Patients in the MAHLER study[4] were aged 40 or over, with an average age of nearly 69. They were followed up for six months. The researchers found that while adherence to diagnosis guidelines was high at 74%, adherence to treatment guidelines was much lower, with large variations between the five different treatments; 85% of patients who needed them were prescribed ACE-inhibitors, 58% were given beta-blockers, 83% a diuretic agent, 52% a cardiac glycoside, and only 36% spironolactone.

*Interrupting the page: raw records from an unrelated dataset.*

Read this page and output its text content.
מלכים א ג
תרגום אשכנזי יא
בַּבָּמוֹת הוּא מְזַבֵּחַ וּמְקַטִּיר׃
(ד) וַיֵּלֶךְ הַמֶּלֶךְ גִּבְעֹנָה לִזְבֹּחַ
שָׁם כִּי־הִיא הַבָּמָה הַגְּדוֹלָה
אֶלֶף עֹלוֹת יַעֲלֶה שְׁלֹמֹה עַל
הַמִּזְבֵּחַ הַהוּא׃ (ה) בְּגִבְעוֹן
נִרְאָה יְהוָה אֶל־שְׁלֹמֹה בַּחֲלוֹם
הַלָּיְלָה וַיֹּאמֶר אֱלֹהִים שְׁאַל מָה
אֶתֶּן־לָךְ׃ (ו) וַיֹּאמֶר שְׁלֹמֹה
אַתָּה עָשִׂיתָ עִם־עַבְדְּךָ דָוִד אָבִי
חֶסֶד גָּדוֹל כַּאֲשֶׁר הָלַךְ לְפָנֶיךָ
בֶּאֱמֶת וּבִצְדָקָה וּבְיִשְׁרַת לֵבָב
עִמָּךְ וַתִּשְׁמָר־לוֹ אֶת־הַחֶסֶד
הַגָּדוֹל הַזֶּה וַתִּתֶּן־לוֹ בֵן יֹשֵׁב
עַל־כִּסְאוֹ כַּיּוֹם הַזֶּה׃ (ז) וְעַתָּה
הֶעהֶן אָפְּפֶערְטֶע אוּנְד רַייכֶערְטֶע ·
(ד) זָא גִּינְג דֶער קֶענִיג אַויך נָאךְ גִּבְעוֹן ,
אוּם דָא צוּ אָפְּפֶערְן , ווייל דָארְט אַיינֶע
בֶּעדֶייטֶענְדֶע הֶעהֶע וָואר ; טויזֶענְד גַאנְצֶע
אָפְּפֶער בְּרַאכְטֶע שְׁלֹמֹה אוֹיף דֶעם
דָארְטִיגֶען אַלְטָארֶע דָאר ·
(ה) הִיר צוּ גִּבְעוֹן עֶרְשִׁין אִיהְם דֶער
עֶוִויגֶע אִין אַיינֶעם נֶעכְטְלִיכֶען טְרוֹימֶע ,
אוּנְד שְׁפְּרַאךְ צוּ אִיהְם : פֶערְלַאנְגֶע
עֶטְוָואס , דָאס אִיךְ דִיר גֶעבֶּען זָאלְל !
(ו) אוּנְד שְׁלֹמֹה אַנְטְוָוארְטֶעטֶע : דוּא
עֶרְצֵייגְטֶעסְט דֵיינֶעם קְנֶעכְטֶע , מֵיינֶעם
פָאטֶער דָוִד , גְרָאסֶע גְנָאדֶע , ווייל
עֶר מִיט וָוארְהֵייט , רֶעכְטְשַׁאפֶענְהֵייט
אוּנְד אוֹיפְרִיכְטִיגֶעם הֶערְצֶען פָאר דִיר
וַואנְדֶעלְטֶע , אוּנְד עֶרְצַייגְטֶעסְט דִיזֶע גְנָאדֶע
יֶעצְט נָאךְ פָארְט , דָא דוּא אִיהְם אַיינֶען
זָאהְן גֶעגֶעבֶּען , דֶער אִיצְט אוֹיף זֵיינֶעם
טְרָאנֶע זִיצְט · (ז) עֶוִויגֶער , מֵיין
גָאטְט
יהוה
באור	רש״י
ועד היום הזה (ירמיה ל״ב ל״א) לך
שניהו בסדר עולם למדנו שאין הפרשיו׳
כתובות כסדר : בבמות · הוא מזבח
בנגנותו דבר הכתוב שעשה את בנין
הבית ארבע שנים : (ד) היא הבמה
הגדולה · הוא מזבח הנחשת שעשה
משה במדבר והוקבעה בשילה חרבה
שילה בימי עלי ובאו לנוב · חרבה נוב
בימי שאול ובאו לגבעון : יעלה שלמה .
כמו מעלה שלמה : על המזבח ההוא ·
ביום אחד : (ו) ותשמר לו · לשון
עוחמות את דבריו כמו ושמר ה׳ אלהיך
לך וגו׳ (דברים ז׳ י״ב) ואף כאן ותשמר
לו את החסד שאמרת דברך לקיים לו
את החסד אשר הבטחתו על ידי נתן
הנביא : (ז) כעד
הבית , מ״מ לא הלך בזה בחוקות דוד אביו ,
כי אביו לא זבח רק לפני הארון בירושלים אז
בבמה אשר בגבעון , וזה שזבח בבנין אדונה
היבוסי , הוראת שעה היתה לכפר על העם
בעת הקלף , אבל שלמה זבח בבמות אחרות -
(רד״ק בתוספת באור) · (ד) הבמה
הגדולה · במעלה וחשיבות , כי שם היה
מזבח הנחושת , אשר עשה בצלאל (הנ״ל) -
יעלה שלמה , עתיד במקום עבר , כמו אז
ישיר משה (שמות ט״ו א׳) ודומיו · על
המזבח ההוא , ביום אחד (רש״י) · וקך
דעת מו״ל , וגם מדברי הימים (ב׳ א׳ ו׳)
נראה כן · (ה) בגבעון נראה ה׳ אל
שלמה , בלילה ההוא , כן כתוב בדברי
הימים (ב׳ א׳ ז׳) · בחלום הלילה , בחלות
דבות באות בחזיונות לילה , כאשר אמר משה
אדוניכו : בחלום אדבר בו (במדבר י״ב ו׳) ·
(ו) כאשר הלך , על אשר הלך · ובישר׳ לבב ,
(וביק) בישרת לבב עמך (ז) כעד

When the researchers looked at the impact on outcome of the "big three" drugs (ACE-inhibitors, beta-blockers and spironolactone) they found that amongst patients who were treated with perfect adherence to the guidelines 6.7% and 11.2% were admitted to hospital with chronic heart failure (CHF) or a worsening of their cardiovascular (CV) symptoms respectively; this compared with figures of 9.7% and 15.9% respectively for moderate adherence and 14.7% and 20.6% for low adherence. These outcomes were independent of the severity of the disease, previous hospitalizations for CHF, or the presence of high blood pressure or diabetes.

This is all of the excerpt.